1

i'm abstracting a lot of pandas functionality for an application i'm building. I have a scenario where I need to get the value from the target column where the first occurrence of an unknown number conditions evaluates to true. So something like this:

import pandas as pd

#lets say this dataframe already has data in it with column names and number index rows.
df = pd.Dataframe()

targetCols:list = [targetColName1, targetColName2]
compCols:list = [compColName1, compColName2]
compVals:list = [compVals1, compVals2]

#Some function that concatenates the compCols and compValues in to stirngs
# look like:
#  (f"(df[['{compCols[0]}']=={compVals[0]}]) & "
#   f"(df[['{compCols[1]}'] == {compVals[1]})")
strExeString = ConcatenateExecutonString(compCols, compVals)

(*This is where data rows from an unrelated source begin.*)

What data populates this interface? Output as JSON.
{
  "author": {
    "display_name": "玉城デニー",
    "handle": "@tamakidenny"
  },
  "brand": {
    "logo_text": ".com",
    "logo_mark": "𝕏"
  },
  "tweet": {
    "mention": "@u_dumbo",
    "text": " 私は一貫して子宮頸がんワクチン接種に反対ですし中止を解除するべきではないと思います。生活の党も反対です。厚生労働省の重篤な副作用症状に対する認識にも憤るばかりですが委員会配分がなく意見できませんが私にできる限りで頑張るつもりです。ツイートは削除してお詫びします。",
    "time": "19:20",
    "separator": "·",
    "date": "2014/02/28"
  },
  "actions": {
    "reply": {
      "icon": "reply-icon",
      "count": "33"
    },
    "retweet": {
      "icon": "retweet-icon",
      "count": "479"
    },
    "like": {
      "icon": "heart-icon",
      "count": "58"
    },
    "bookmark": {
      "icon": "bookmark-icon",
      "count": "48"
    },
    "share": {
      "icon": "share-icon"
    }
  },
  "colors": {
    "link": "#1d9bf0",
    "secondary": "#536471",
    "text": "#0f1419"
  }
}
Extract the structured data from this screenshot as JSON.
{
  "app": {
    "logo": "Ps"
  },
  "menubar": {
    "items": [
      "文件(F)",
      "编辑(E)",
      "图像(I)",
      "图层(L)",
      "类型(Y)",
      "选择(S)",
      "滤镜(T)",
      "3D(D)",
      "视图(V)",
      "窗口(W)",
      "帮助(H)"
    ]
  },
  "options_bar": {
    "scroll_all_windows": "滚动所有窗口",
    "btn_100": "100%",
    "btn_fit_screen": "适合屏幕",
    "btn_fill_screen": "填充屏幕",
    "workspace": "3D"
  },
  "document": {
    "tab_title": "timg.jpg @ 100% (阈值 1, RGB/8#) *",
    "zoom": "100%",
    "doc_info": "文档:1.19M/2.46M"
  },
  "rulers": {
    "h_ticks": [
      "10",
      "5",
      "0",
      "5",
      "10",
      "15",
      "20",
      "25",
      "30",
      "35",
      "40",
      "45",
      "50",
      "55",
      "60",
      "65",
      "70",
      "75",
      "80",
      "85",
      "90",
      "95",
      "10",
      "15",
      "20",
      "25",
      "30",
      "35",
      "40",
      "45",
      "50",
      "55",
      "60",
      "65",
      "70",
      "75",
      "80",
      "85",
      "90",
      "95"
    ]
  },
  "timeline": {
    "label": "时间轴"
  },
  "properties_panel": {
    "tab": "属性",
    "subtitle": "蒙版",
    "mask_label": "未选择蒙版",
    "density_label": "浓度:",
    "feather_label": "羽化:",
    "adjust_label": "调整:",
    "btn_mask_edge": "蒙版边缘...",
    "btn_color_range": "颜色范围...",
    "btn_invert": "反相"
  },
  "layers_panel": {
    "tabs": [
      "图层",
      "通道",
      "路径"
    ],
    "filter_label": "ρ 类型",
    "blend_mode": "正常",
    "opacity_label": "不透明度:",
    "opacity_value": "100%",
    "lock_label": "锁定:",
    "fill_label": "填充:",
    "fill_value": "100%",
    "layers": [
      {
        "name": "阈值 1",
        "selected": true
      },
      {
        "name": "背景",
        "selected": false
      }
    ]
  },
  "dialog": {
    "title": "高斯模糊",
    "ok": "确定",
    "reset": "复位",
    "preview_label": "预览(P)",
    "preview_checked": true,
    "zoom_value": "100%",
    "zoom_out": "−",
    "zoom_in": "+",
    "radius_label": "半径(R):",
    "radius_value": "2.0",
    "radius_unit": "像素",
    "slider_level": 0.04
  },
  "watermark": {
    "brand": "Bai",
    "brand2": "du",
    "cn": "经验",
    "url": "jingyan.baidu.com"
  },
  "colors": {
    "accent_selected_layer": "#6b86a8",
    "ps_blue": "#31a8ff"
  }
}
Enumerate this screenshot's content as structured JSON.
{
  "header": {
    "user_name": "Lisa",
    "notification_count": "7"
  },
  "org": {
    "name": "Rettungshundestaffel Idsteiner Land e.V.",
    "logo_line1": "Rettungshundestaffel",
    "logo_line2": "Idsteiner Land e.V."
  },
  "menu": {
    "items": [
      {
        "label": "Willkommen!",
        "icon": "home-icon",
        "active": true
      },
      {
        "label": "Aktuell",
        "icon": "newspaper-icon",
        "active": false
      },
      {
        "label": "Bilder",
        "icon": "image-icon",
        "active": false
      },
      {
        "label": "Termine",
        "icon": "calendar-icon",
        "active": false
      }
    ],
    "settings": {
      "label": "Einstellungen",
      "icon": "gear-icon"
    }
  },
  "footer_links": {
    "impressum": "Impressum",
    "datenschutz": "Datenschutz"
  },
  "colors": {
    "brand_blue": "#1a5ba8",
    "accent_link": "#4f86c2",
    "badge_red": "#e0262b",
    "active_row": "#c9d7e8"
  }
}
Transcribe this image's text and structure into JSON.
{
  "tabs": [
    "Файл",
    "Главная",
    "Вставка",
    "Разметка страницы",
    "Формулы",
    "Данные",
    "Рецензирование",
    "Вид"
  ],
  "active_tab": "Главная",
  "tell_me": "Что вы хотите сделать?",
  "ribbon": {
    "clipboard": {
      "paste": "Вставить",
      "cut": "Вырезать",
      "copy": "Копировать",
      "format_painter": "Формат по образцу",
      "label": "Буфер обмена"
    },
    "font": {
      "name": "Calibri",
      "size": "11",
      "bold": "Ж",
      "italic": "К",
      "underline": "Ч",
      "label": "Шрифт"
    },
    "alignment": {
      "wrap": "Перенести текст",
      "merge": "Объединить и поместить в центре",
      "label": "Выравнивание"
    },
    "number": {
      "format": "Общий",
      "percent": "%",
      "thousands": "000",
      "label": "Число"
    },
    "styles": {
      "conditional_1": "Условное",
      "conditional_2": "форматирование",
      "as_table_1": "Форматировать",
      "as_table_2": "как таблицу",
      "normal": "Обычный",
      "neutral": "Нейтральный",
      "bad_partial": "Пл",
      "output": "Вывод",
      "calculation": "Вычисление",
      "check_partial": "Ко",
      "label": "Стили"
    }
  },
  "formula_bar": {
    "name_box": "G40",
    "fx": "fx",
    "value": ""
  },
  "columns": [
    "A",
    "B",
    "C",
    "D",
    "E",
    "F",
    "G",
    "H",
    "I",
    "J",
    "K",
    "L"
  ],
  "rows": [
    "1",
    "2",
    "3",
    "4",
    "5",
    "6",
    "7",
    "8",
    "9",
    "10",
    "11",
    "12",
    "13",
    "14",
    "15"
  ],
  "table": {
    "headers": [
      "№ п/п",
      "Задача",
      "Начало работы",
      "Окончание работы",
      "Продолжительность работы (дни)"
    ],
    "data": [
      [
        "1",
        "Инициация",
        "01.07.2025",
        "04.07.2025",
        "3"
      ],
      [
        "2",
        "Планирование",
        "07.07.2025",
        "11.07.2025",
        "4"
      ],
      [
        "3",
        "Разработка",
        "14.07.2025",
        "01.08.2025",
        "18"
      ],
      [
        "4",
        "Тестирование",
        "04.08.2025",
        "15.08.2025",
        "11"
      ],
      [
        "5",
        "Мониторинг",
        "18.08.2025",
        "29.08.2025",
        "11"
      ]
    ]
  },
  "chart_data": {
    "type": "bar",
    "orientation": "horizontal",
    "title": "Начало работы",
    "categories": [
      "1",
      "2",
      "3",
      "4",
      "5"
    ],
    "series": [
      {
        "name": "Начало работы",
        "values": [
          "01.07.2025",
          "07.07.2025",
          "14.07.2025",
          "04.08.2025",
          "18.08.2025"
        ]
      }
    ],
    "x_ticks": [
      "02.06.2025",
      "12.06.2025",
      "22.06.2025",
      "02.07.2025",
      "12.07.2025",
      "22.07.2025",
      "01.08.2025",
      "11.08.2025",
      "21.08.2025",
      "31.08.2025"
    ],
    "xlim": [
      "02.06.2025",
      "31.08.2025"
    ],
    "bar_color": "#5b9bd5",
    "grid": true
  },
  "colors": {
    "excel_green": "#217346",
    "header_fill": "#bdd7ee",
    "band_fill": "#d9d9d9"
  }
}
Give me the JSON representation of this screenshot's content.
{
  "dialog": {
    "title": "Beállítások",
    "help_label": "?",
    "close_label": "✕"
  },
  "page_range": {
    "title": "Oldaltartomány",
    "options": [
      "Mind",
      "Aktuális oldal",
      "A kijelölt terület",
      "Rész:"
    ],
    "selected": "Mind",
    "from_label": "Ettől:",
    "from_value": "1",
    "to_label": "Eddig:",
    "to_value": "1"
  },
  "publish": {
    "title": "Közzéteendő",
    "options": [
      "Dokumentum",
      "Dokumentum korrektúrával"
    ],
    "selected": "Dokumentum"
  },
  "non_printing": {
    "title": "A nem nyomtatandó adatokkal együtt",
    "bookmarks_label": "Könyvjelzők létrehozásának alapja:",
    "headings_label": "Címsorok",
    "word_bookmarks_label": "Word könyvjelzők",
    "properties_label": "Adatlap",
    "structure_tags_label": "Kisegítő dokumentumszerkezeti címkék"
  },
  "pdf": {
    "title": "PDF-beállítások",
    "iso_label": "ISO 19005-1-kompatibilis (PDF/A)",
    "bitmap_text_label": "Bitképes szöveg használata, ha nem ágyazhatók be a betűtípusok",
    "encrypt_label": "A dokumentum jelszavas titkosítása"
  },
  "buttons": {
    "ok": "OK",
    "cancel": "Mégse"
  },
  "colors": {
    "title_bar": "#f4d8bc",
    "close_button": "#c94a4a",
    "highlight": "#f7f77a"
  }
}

dfView = pd.eval(strExeString)
dfView = dfView[targetCols]
return dfview.loc[0:]

However the above causes me to scan through the data set a lot, I want to simply scan the DataFrame once until my conditions are met and then extract the target columns. Can we do this with pandas? I can do this with native list objects but if I can use pandas I'd like to since it can handle large sets more efficiently.

Jamie Marshall
  • 1,885
  • 3
  • 27
  • 50
  • Tip: use `dfView.query(strExeString)` to execute the query directly on the dataframe without having to first call `pd.eval()`. – Martijn Pieters Jul 28 '18 at 18:40
  • @MartijnPieters, `pd.query` isn't feasible as it can't handle columns with illegal characters like spaces. Also, according to discussions i've seen on the GitHub tickets for `pd.query` it actual operates similarly to `.eval` anyway. – Jamie Marshall Jul 28 '18 at 19:20
  • @MartijnPieters also, the question you linked to as a duplicate is completely different from mine. It doesn't address the fact that the table and the conditions are unknown, and the answer provided results in table scans. Essentially the answer provided in the linked question does exactly what my example does already. – Jamie Marshall Jul 28 '18 at 19:27
  • `DataFrame.query()` is a wrapper around `pandas.eval()`, it hands the expression over to `pandas.eval()`; if `pandas.eval()` can handle it, then `DataFrame.query()` can. The point is that you can do the work in one step (`DataFrame.query()` passes the `pandas.eval()` result to `.loc[..]` then to `[...]` if the first one failed). – Martijn Pieters Jul 28 '18 at 21:17
  • Yes, the other question does exactly what yours does, *because that's the option you have*. Note that the [second answer there](https://stackoverflow.com/a/40660242/100297) uses `DataFrame.query()`. – Martijn Pieters Jul 28 '18 at 21:19
  • As stated above, `query` is not an option because it can't handle as many variances as `eval`, see [here.](https://github.com/pandas-dev/pandas/issues/6508) Also, if there is no way to read DataFrames without scanning, then that's the answer. Either way the answer in the question you referenced does not solve the problem i've stated here. – Jamie Marshall Jul 28 '18 at 22:35
  • That same issue ***applies to `pandas.eval()`***, because `DataFrame.query()` delegates directly to `pandas.eval()`. There is zero difference in the parsing engines, because there is no different engine. – Martijn Pieters Jul 28 '18 at 22:55
  • See the [`DataFrame.query()` implementation](https://github.com/pandas-dev/pandas/blob/master/pandas/core/frame.py#L2937-L2955); note the `res = self.eval(expr, **kwargs)` line. – Martijn Pieters Jul 28 '18 at 22:57
  • I haven't looked into the code for the backing engine yet, but you can easily test that one works and one doesn't. `myDataframe.query("Some Column == 'someVal'")` does not work while `myDataframe.eval("myDataframe[(['Some Column'] == 'someVal'")])` does. – Jamie Marshall Jul 28 '18 at 23:06

0 Answers0